Seen at Film Forum, and what a difference a big screen makes in turning this tale of a sociopathic killer and his passive girlfriend into a truly hypnotic vision. Part of it feels rooted in 70s drive-ins: a low-budget road movie about killers on the loose. The rest is the beginning of Malick's obsession with the cosmic, juxtaposing small characters with a larger universe that could barely notice their mistakes.
The grace and elegance in its whimsical acting and the recherche mood makes Badlands a serial killer film of tenderness. The minimalism in plot construction gives it a common lovers-on-the-lam vibe, and despite its beauty, there isn't much meaning to the style outside of a dreamy quality. The final act, however, gives the story meaning as we wonder why we are so fascinated with these killers in the first place.
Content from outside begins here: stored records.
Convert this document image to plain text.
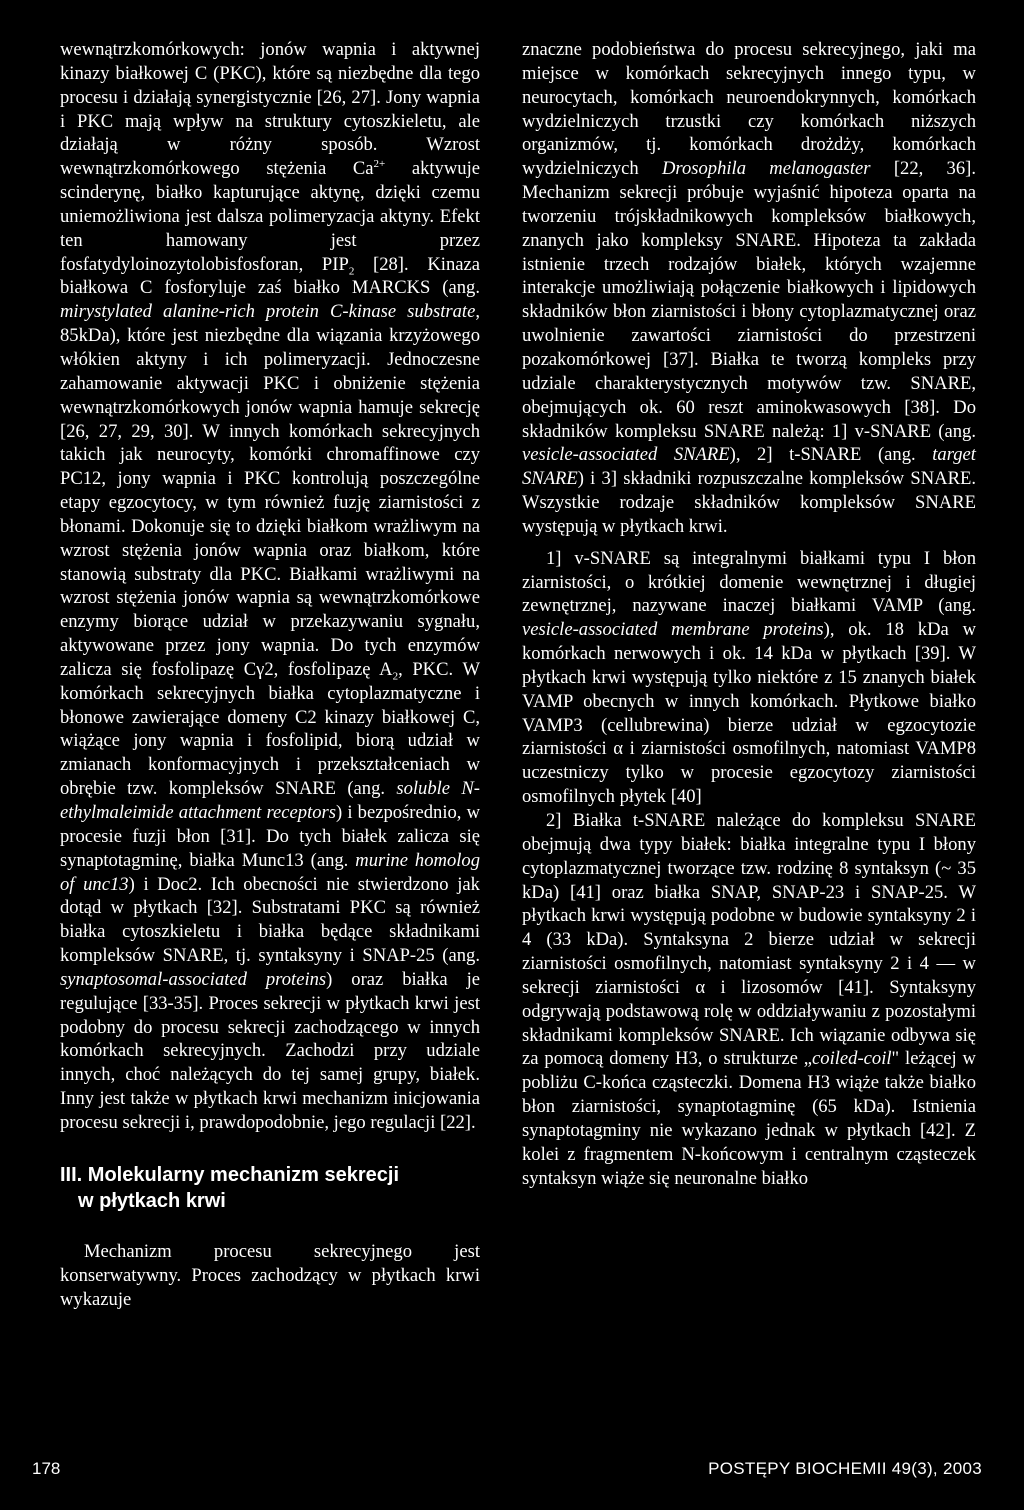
wewnątrzkomórkowych: jonów wapnia i aktywnej kinazy białkowej C (PKC), które są niezbędne dla tego procesu i działają synergistycznie [26, 27]. Jony wapnia i PKC mają wpływ na struktury cytoszkieletu, ale działają w różny sposób. Wzrost wewnątrzkomórkowego stężenia $Ca^{2+}$ aktywuje scinderynę, białko kapturujące aktynę, dzięki czemu uniemożliwiona jest dalsza polimeryzacja aktyny. Efekt ten hamowany jest przez fosfatydyloinozytolobisfosforan, $PIP_2$ [28]. Kinaza białkowa C fosforyluje zaś białko MARCKS (ang. mirystylated alanine-rich protein C-kinase substrate, 85kDa), które jest niezbędne dla wiązania krzyżowego włókien aktyny i ich polimeryzacji. Jednoczesne zahamowanie aktywacji PKC i obniżenie stężenia wewnątrzkomórkowych jonów wapnia hamuje sekrecję [26, 27, 29, 30]. W innych komórkach sekrecyjnych takich jak neurocyty, komórki chromaffinowe czy PC12, jony wapnia i PKC kontrolują poszczególne etapy egzocytocy, w tym również fuzję ziarnistości z błonami. Dokonuje się to dzięki białkom wrażliwym na wzrost stężenia jonów wapnia oraz białkom, które stanowią substraty dla PKC. Białkami wrażliwymi na wzrost stężenia jonów wapnia są wewnątrzkomórkowe enzymy biorące udział w przekazywaniu sygnału, aktywowane przez jony wapnia. Do tych enzymów zalicza się fosfolipazę Cγ2, fosfolipazę $A_2$, PKC. W komórkach sekrecyjnych białka cytoplazmatyczne i błonowe zawierające domeny C2 kinazy białkowej C, wiążące jony wapnia i fosfolipid, biorą udział w zmianach konformacyjnych i przekształceniach w obrębie tzw. kompleksów SNARE (ang. soluble N-ethylmaleimide attachment receptors) i bezpośrednio, w procesie fuzji błon [31]. Do tych białek zalicza się synaptotagminę, białka Munc13 (ang. murine homolog of unc13) i Doc2. Ich obecności nie stwierdzono jak dotąd w płytkach [32]. Substratami PKC są również białka cytoszkieletu i białka będące składnikami kompleksów SNARE, tj. syntaksyny i SNAP-25 (ang. synaptosomal-associated proteins) oraz białka je regulujące [33-35]. Proces sekrecji w płytkach krwi jest podobny do procesu sekrecji zachodzącego w innych komórkach sekrecyjnych. Zachodzi przy udziale innych, choć należących do tej samej grupy, białek. Inny jest także w płytkach krwi mechanizm inicjowania procesu sekrecji i, prawdopodobnie, jego regulacji [22].

III. Molekularny mechanizm sekrecji
w płytkach krwi

Mechanizm procesu sekrecyjnego jest konserwatywny. Proces zachodzący w płytkach krwi wykazuje

znaczne podobieństwa do procesu sekrecyjnego, jaki ma miejsce w komórkach sekrecyjnych innego typu, w neurocytach, komórkach neuroendokrynnych, komórkach wydzielniczych trzustki czy komórkach niższych organizmów, tj. komórkach drożdży, komórkach wydzielniczych Drosophila melanogaster [22, 36]. Mechanizm sekrecji próbuje wyjaśnić hipoteza oparta na tworzeniu trójskładnikowych kompleksów białkowych, znanych jako kompleksy SNARE. Hipoteza ta zakłada istnienie trzech rodzajów białek, których wzajemne interakcje umożliwiają połączenie białkowych i lipidowych składników błon ziarnistości i błony cytoplazmatycznej oraz uwolnienie zawartości ziarnistości do przestrzeni pozakomórkowej [37]. Białka te tworzą kompleks przy udziale charakterystycznych motywów tzw. SNARE, obejmujących ok. 60 reszt aminokwasowych [38]. Do składników kompleksu SNARE należą: 1] v-SNARE (ang. vesicle-associated SNARE), 2] t-SNARE (ang. target SNARE) i 3] składniki rozpuszczalne kompleksów SNARE. Wszystkie rodzaje składników kompleksów SNARE występują w płytkach krwi.

1] v-SNARE są integralnymi białkami typu I błon ziarnistości, o krótkiej domenie wewnętrznej i długiej zewnętrznej, nazywane inaczej białkami VAMP (ang. vesicle-associated membrane proteins), ok. 18 kDa w komórkach nerwowych i ok. 14 kDa w płytkach [39]. W płytkach krwi występują tylko niektóre z 15 znanych białek VAMP obecnych w innych komórkach. Płytkowe białko VAMP3 (cellubrewina) bierze udział w egzocytozie ziarnistości α i ziarnistości osmofilnych, natomiast VAMP8 uczestniczy tylko w procesie egzocytozy ziarnistości osmofilnych płytek [40]

2] Białka t-SNARE należące do kompleksu SNARE obejmują dwa typy białek: białka integralne typu I błony cytoplazmatycznej tworzące tzw. rodzinę 8 syntaksyn (~ 35 kDa) [41] oraz białka SNAP, SNAP-23 i SNAP-25. W płytkach krwi występują podobne w budowie syntaksyny 2 i 4 (33 kDa). Syntaksyna 2 bierze udział w sekrecji ziarnistości osmofilnych, natomiast syntaksyny 2 i 4 — w sekrecji ziarnistości α i lizosomów [41]. Syntaksyny odgrywają podstawową rolę w oddziaływaniu z pozostałymi składnikami kompleksów SNARE. Ich wiązanie odbywa się za pomocą domeny H3, o strukturze „coiled-coil" leżącej w pobliżu C-końca cząsteczki. Domena H3 wiąże także białko błon ziarnistości, synaptotagminę (65 kDa). Istnienia synaptotagminy nie wykazano jednak w płytkach [42]. Z kolei z fragmentem N-końcowym i centralnym cząsteczek syntaksyn wiąże się neuronalne białko

178	POSTĘPY BIOCHEMII 49(3), 2003
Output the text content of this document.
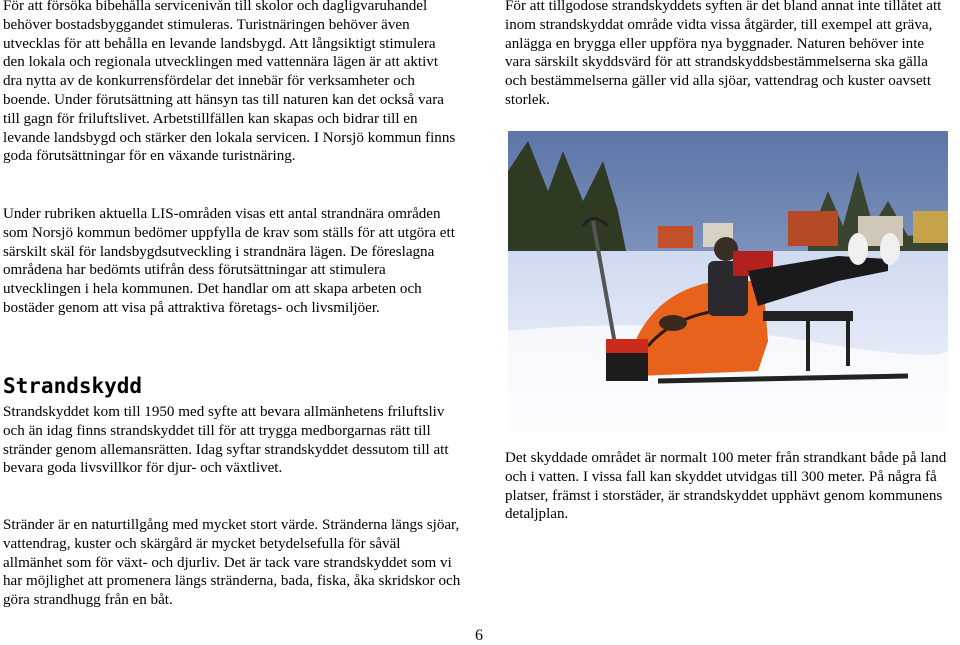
För att försöka bibehålla servicenivån till skolor och dagligvaruhandel behöver bostadsbyggandet stimuleras. Turistnäringen behöver även utvecklas för att behålla en levande landsbygd. Att långsiktigt stimulera den lokala och regionala utvecklingen med vattennära lägen är att aktivt dra nytta av de konkurrensfördelar det innebär för verksamheter och boende. Under förutsättning att hänsyn tas till naturen kan det också vara till gagn för friluftslivet. Arbetstillfällen kan skapas och bidrar till en levande landsbygd och stärker den lokala servicen. I Norsjö kommun finns goda förutsättningar för en växande turistnäring.

Under rubriken aktuella LIS-områden visas ett antal strandnära områden som Norsjö kommun bedömer uppfylla de krav som ställs för att utgöra ett särskilt skäl för landsbygdsutveckling i strandnära lägen. De föreslagna områdena har bedömts utifrån dess förutsättningar att stimulera utvecklingen i hela kommunen. Det handlar om att skapa arbeten och bostäder genom att visa på attraktiva företags- och livsmiljöer.

Strandskydd

Strandskyddet kom till 1950 med syfte att bevara allmänhetens friluftsliv och än idag finns strandskyddet till för att trygga medborgarnas rätt till stränder genom allemansrätten. Idag syftar strandskyddet dessutom till att bevara goda livsvillkor för djur- och växtlivet.

Stränder är en naturtillgång med mycket stort värde. Stränderna längs sjöar, vattendrag, kuster och skärgård är mycket betydelsefulla för såväl allmänhet som för växt- och djurliv. Det är tack vare strandskyddet som vi har möjlighet att promenera längs stränderna, bada, fiska, åka skridskor och göra strandhugg från en båt.

För att tillgodose strandskyddets syften är det bland annat inte tillåtet att inom strandskyddat område vidta vissa åtgärder, till exempel att gräva, anlägga en brygga eller uppföra nya byggnader. Naturen behöver inte vara särskilt skyddsvärd för att strandskyddsbestämmelserna ska gälla och bestämmelserna gäller vid alla sjöar, vattendrag och kuster oavsett storlek.

Det skyddade området är normalt 100 meter från strandkant både på land och i vatten. I vissa fall kan skyddet utvidgas till 300 meter. På några få platser, främst i storstäder, är strandskyddet upphävt genom kommunens detaljplan.

6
Yes, I do have to watch Bonnie and Clyde and Thelma and Louise (even though I feel I have, because the images of those films permeate so much of our western culture). But I did watch Natural Born Killers (not a road movie, I know). Watching this masterpiece by Terrence Malick, I realize that american culture evades me. I'm intrigued. What happens here? There is something strange that needs deeper investigation. *
Beautifully balanced film, with excellent, haunting music and Magic Hour photography, and superb performances from Sheen, Spacek, Oates and Bieri. One of the greatest -and perhaps the singularly most influential- studies in cinema of sociopathy, and the American interest in the fame of infame.
This may be the best debut feature ever. It's also the only Malick film I've really loved; if only he had continued down the path started with this movie, which has a sense of focus that his later work lacks. Martin Sheen and Sissy Spacek are both great, creating two incredibly complex characters.
Terrence Malick's feature debut elevates the low-budget violent road movie of the 70s to poetic new heights. It's not a perfect film, the deliberate pacing is sometimes entrancing, sometimes maddening (a trend in Malick's films that continues to this day). But with its superb naturalistic performances and majestic visuals, it mostly lives up to its lofty reputation.